HMG-CoA reductase inhibitor attenuates platelet adhesion in intestinal venules of hypercholesterolemic mice.

Whereas the anti-inflammatory properties of statins have been extensively studied, less attention has been devoted to the antithrombogenic effects of these drugs. We evaluated the effect of short-term (18 h) treatment with pravastatin (1 mg/kg) on hypercholesterolemia-induced platelet-endothelial (P/E) cell adhesion in intestinal venules. Mice were placed on either a normal diet (ND) or cholesterol-enriched diet (HCD) for 2 wk. Wild-type mice fed a HCD exhibited significantly elevated blood serum cholesterol levels, which were unaltered by pravastatin treatment. ND or HCD platelets were isolated, fluorescently labeled, and administered to either ND or HCD recipients. Intravital videomicroscopy was used to quantify transient (saltation) and firm adhesion of platelets. HCD mice receiving platelets from either ND or HCD mice exhibited increased P/E cell interactions compared with ND mice receiving platelets from ND or HCD mice. P/E adhesion was dramatically reduced when platelets from donor mice, recipient mice, or both were treated with pravastatin. The protective effect of pravastatin in hypercholesterolemia-induced P/E cell adhesion was abolished in N(G)-nitro-l-arginine methyl ester-treated mice. These results indicate that 1). hypercholesterolemia-induced P/E cell adhesion is mediated by changes in the vascular wall rather than circulating platelets; 2). pravastatin treatment inhibits the prothrombogenic effects of hypercholesterolemia via an action on both endothelial cells and platelets; and 3). the protective effect of pravastatin is nitric oxide dependent.

Low venular shear rates promote leukocyte-dependent recruitment of adherent platelets.
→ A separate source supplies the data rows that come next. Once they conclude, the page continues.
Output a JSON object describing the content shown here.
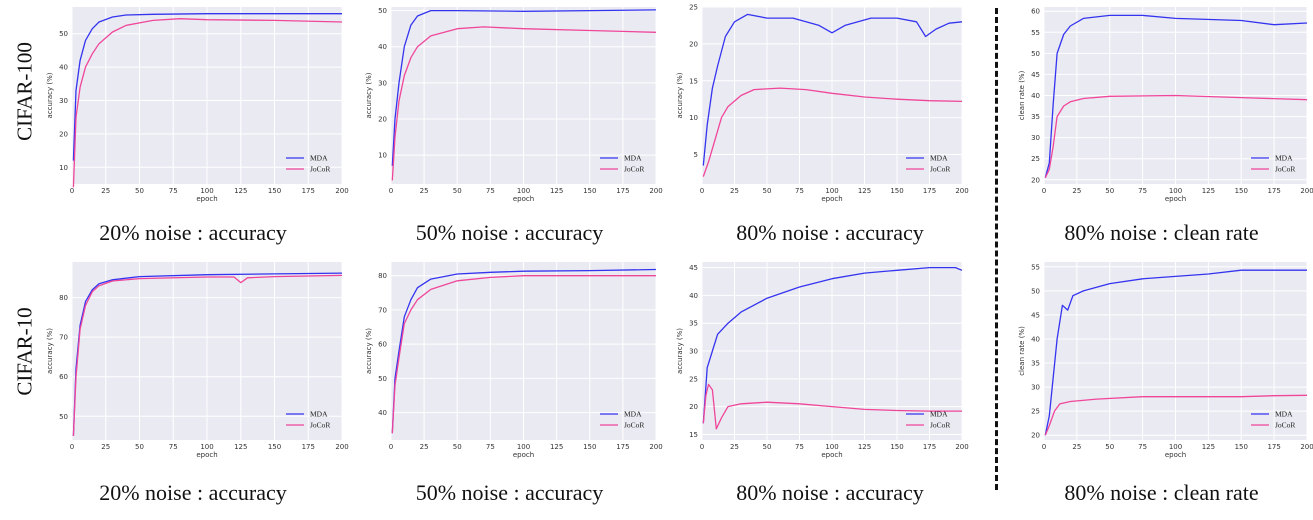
{
  "row_labels": [
    "CIFAR-100",
    "CIFAR-10"
  ],
  "colors": {
    "MDA": "#3434f0",
    "JoCoR": "#f0469a",
    "plot_bg": "#eaeaf2"
  },
  "chart_data": [
    {
      "type": "line",
      "caption": "20% noise : accuracy",
      "xlabel": "epoch",
      "ylabel": "accuracy (%)",
      "xlim": [
        0,
        200
      ],
      "ylim": [
        5,
        58
      ],
      "xticks": [
        0,
        25,
        50,
        75,
        100,
        125,
        150,
        175,
        200
      ],
      "yticks": [
        10,
        20,
        30,
        40,
        50
      ],
      "legend": "bottom-right",
      "series": [
        {
          "name": "MDA",
          "points": [
            [
              1,
              12
            ],
            [
              3,
              33
            ],
            [
              6,
              42
            ],
            [
              10,
              48
            ],
            [
              15,
              51.5
            ],
            [
              20,
              53.5
            ],
            [
              30,
              55
            ],
            [
              40,
              55.6
            ],
            [
              60,
              55.8
            ],
            [
              100,
              56
            ],
            [
              150,
              56
            ],
            [
              200,
              56
            ]
          ]
        },
        {
          "name": "JoCoR",
          "points": [
            [
              1,
              4
            ],
            [
              3,
              25
            ],
            [
              6,
              34
            ],
            [
              10,
              40
            ],
            [
              15,
              44
            ],
            [
              20,
              47
            ],
            [
              30,
              50.5
            ],
            [
              40,
              52.5
            ],
            [
              60,
              54
            ],
            [
              80,
              54.5
            ],
            [
              100,
              54.2
            ],
            [
              150,
              54
            ],
            [
              200,
              53.5
            ]
          ]
        }
      ]
    },
    {
      "type": "line",
      "caption": "50% noise : accuracy",
      "xlabel": "epoch",
      "ylabel": "accuracy (%)",
      "xlim": [
        0,
        200
      ],
      "ylim": [
        2,
        51
      ],
      "xticks": [
        0,
        25,
        50,
        75,
        100,
        125,
        150,
        175,
        200
      ],
      "yticks": [
        10,
        20,
        30,
        40,
        50
      ],
      "legend": "bottom-right",
      "series": [
        {
          "name": "MDA",
          "points": [
            [
              1,
              7
            ],
            [
              3,
              20
            ],
            [
              6,
              30
            ],
            [
              10,
              40
            ],
            [
              15,
              46
            ],
            [
              20,
              48.5
            ],
            [
              30,
              50
            ],
            [
              50,
              50
            ],
            [
              100,
              49.8
            ],
            [
              150,
              50
            ],
            [
              200,
              50.2
            ]
          ]
        },
        {
          "name": "JoCoR",
          "points": [
            [
              1,
              3
            ],
            [
              3,
              15
            ],
            [
              6,
              25
            ],
            [
              10,
              32
            ],
            [
              15,
              37
            ],
            [
              20,
              40
            ],
            [
              30,
              43
            ],
            [
              50,
              45
            ],
            [
              70,
              45.5
            ],
            [
              100,
              45
            ],
            [
              150,
              44.5
            ],
            [
              200,
              44
            ]
          ]
        }
      ]
    },
    {
      "type": "line",
      "caption": "80% noise : accuracy",
      "xlabel": "epoch",
      "ylabel": "accuracy (%)",
      "xlim": [
        0,
        200
      ],
      "ylim": [
        1,
        25
      ],
      "xticks": [
        0,
        25,
        50,
        75,
        100,
        125,
        150,
        175,
        200
      ],
      "yticks": [
        5,
        10,
        15,
        20,
        25
      ],
      "legend": "bottom-right",
      "series": [
        {
          "name": "MDA",
          "points": [
            [
              1,
              3.5
            ],
            [
              4,
              9
            ],
            [
              8,
              14
            ],
            [
              12,
              17
            ],
            [
              18,
              21
            ],
            [
              25,
              23
            ],
            [
              35,
              24
            ],
            [
              50,
              23.5
            ],
            [
              70,
              23.5
            ],
            [
              90,
              22.5
            ],
            [
              100,
              21.5
            ],
            [
              110,
              22.5
            ],
            [
              130,
              23.5
            ],
            [
              150,
              23.5
            ],
            [
              165,
              23
            ],
            [
              172,
              21
            ],
            [
              180,
              22
            ],
            [
              190,
              22.8
            ],
            [
              200,
              23
            ]
          ]
        },
        {
          "name": "JoCoR",
          "points": [
            [
              1,
              2
            ],
            [
              5,
              4
            ],
            [
              10,
              7
            ],
            [
              15,
              10
            ],
            [
              20,
              11.5
            ],
            [
              30,
              13
            ],
            [
              40,
              13.8
            ],
            [
              60,
              14
            ],
            [
              80,
              13.8
            ],
            [
              100,
              13.3
            ],
            [
              125,
              12.8
            ],
            [
              150,
              12.5
            ],
            [
              175,
              12.3
            ],
            [
              200,
              12.2
            ]
          ]
        }
      ]
    },
    {
      "type": "line",
      "caption": "80% noise : clean rate",
      "xlabel": "epoch",
      "ylabel": "clean rate (%)",
      "xlim": [
        0,
        200
      ],
      "ylim": [
        19,
        61
      ],
      "xticks": [
        0,
        25,
        50,
        75,
        100,
        125,
        150,
        175,
        200
      ],
      "yticks": [
        20,
        25,
        30,
        35,
        40,
        45,
        50,
        55,
        60
      ],
      "legend": "bottom-right",
      "series": [
        {
          "name": "MDA",
          "points": [
            [
              1,
              20.5
            ],
            [
              4,
              24
            ],
            [
              7,
              38
            ],
            [
              10,
              50
            ],
            [
              15,
              54.5
            ],
            [
              20,
              56.5
            ],
            [
              30,
              58.3
            ],
            [
              50,
              59
            ],
            [
              75,
              59
            ],
            [
              100,
              58.3
            ],
            [
              150,
              57.8
            ],
            [
              175,
              56.8
            ],
            [
              200,
              57.2
            ]
          ]
        },
        {
          "name": "JoCoR",
          "points": [
            [
              1,
              20.5
            ],
            [
              4,
              22.5
            ],
            [
              7,
              28
            ],
            [
              10,
              35
            ],
            [
              15,
              37.5
            ],
            [
              20,
              38.5
            ],
            [
              30,
              39.3
            ],
            [
              50,
              39.8
            ],
            [
              100,
              40
            ],
            [
              150,
              39.5
            ],
            [
              200,
              39
            ]
          ]
        }
      ]
    },
    {
      "type": "line",
      "caption": "20% noise : accuracy",
      "xlabel": "epoch",
      "ylabel": "accuracy (%)",
      "xlim": [
        0,
        200
      ],
      "ylim": [
        44,
        89
      ],
      "xticks": [
        0,
        25,
        50,
        75,
        100,
        125,
        150,
        175,
        200
      ],
      "yticks": [
        50,
        60,
        70,
        80
      ],
      "legend": "bottom-right",
      "series": [
        {
          "name": "MDA",
          "points": [
            [
              1,
              45
            ],
            [
              3,
              62
            ],
            [
              6,
              73
            ],
            [
              10,
              79
            ],
            [
              15,
              82
            ],
            [
              20,
              83.5
            ],
            [
              30,
              84.5
            ],
            [
              50,
              85.3
            ],
            [
              100,
              85.8
            ],
            [
              150,
              86
            ],
            [
              200,
              86.2
            ]
          ]
        },
        {
          "name": "JoCoR",
          "points": [
            [
              1,
              45
            ],
            [
              3,
              60
            ],
            [
              6,
              72
            ],
            [
              10,
              78
            ],
            [
              15,
              81.5
            ],
            [
              20,
              83
            ],
            [
              30,
              84.2
            ],
            [
              50,
              84.8
            ],
            [
              100,
              85.2
            ],
            [
              120,
              85.2
            ],
            [
              125,
              83.8
            ],
            [
              130,
              85
            ],
            [
              150,
              85.3
            ],
            [
              200,
              85.6
            ]
          ]
        }
      ]
    },
    {
      "type": "line",
      "caption": "50% noise : accuracy",
      "xlabel": "epoch",
      "ylabel": "accuracy (%)",
      "xlim": [
        0,
        200
      ],
      "ylim": [
        32,
        84
      ],
      "xticks": [
        0,
        25,
        50,
        75,
        100,
        125,
        150,
        175,
        200
      ],
      "yticks": [
        40,
        50,
        60,
        70,
        80
      ],
      "legend": "bottom-right",
      "series": [
        {
          "name": "MDA",
          "points": [
            [
              1,
              34
            ],
            [
              3,
              50
            ],
            [
              6,
              58
            ],
            [
              10,
              68
            ],
            [
              15,
              73
            ],
            [
              20,
              76.5
            ],
            [
              30,
              79
            ],
            [
              50,
              80.5
            ],
            [
              75,
              81
            ],
            [
              100,
              81.3
            ],
            [
              150,
              81.5
            ],
            [
              200,
              81.8
            ]
          ]
        },
        {
          "name": "JoCoR",
          "points": [
            [
              1,
              34
            ],
            [
              3,
              48
            ],
            [
              6,
              56
            ],
            [
              10,
              66
            ],
            [
              15,
              70
            ],
            [
              20,
              73
            ],
            [
              30,
              76
            ],
            [
              50,
              78.5
            ],
            [
              75,
              79.5
            ],
            [
              100,
              80
            ],
            [
              150,
              80
            ],
            [
              200,
              80
            ]
          ]
        }
      ]
    },
    {
      "type": "line",
      "caption": "80% noise : accuracy",
      "xlabel": "epoch",
      "ylabel": "accuracy (%)",
      "xlim": [
        0,
        200
      ],
      "ylim": [
        14,
        46
      ],
      "xticks": [
        0,
        25,
        50,
        75,
        100,
        125,
        150,
        175,
        200
      ],
      "yticks": [
        15,
        20,
        25,
        30,
        35,
        40,
        45
      ],
      "legend": "bottom-right",
      "series": [
        {
          "name": "MDA",
          "points": [
            [
              1,
              17
            ],
            [
              4,
              27
            ],
            [
              8,
              30
            ],
            [
              12,
              33
            ],
            [
              20,
              35
            ],
            [
              30,
              37
            ],
            [
              50,
              39.5
            ],
            [
              75,
              41.5
            ],
            [
              100,
              43
            ],
            [
              125,
              44
            ],
            [
              150,
              44.5
            ],
            [
              175,
              45
            ],
            [
              195,
              45
            ],
            [
              200,
              44.5
            ]
          ]
        },
        {
          "name": "JoCoR",
          "points": [
            [
              1,
              17
            ],
            [
              3,
              22
            ],
            [
              5,
              24
            ],
            [
              8,
              23
            ],
            [
              11,
              16
            ],
            [
              15,
              18
            ],
            [
              20,
              20
            ],
            [
              30,
              20.5
            ],
            [
              50,
              20.8
            ],
            [
              75,
              20.5
            ],
            [
              100,
              20
            ],
            [
              125,
              19.5
            ],
            [
              150,
              19.3
            ],
            [
              175,
              19.2
            ],
            [
              200,
              19.2
            ]
          ]
        }
      ]
    },
    {
      "type": "line",
      "caption": "80% noise : clean rate",
      "xlabel": "epoch",
      "ylabel": "clean rate (%)",
      "xlim": [
        0,
        200
      ],
      "ylim": [
        19,
        56
      ],
      "xticks": [
        0,
        25,
        50,
        75,
        100,
        125,
        150,
        175,
        200
      ],
      "yticks": [
        20,
        25,
        30,
        35,
        40,
        45,
        50,
        55
      ],
      "legend": "bottom-right",
      "series": [
        {
          "name": "MDA",
          "points": [
            [
              1,
              20
            ],
            [
              4,
              24
            ],
            [
              7,
              32
            ],
            [
              10,
              40
            ],
            [
              14,
              47
            ],
            [
              18,
              46
            ],
            [
              22,
              49
            ],
            [
              30,
              50
            ],
            [
              50,
              51.5
            ],
            [
              75,
              52.5
            ],
            [
              100,
              53
            ],
            [
              125,
              53.5
            ],
            [
              150,
              54.3
            ],
            [
              175,
              54.3
            ],
            [
              200,
              54.3
            ]
          ]
        },
        {
          "name": "JoCoR",
          "points": [
            [
              1,
              20
            ],
            [
              4,
              22
            ],
            [
              8,
              25
            ],
            [
              12,
              26.5
            ],
            [
              20,
              27
            ],
            [
              40,
              27.5
            ],
            [
              75,
              28
            ],
            [
              100,
              28
            ],
            [
              150,
              28
            ],
            [
              175,
              28.2
            ],
            [
              200,
              28.3
            ]
          ]
        }
      ]
    }
  ]
}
The influence of reductions in venular shear rate on platelet-endothelial (P/E) cell adhesion has not been previously addressed. The objectives of this study were to define the effects of reductions in venular shear rate on P/E cell adhesion and to determine the interdependence of P/E cell adhesion and leukocyte-endothelial (L/E) cell adhesion at low shear rates. Intravital videomicroscopy was used to quantify P/E and L/E cell adhesion in rat mesenteric venules exposed to shear rates ranging between 118 +/- 9 and 835 +/- 44 s(-1). Shear rate was altered in postcapillary venules by rapid, graded blood withdrawal, without retransfusion of shed blood. Reducing shear rate from >600 s(-1) to <200 s(-1) resulted in an eightfold increase in L/E cell adhesion, whereas P/E cell adhesion increased 18-fold. A blocking antibody directed against P-selectin blunted both the P/E and L/E cell adhesion elicited by low shear rates. Immunoneutralization of CD11/CD18 on leukocytes or rendering animals neutropenic also blocked the shear rate-dependent recruitment of both platelets and leukocytes. These findings indicate that 1) low shear rates promote P/E and L/E cell adhesion in mesenteric venules, and 2) adherent neutrophils (mediated by CD11/CD18) create a platform onto which platelets can bind to the venular wall at low shear rates.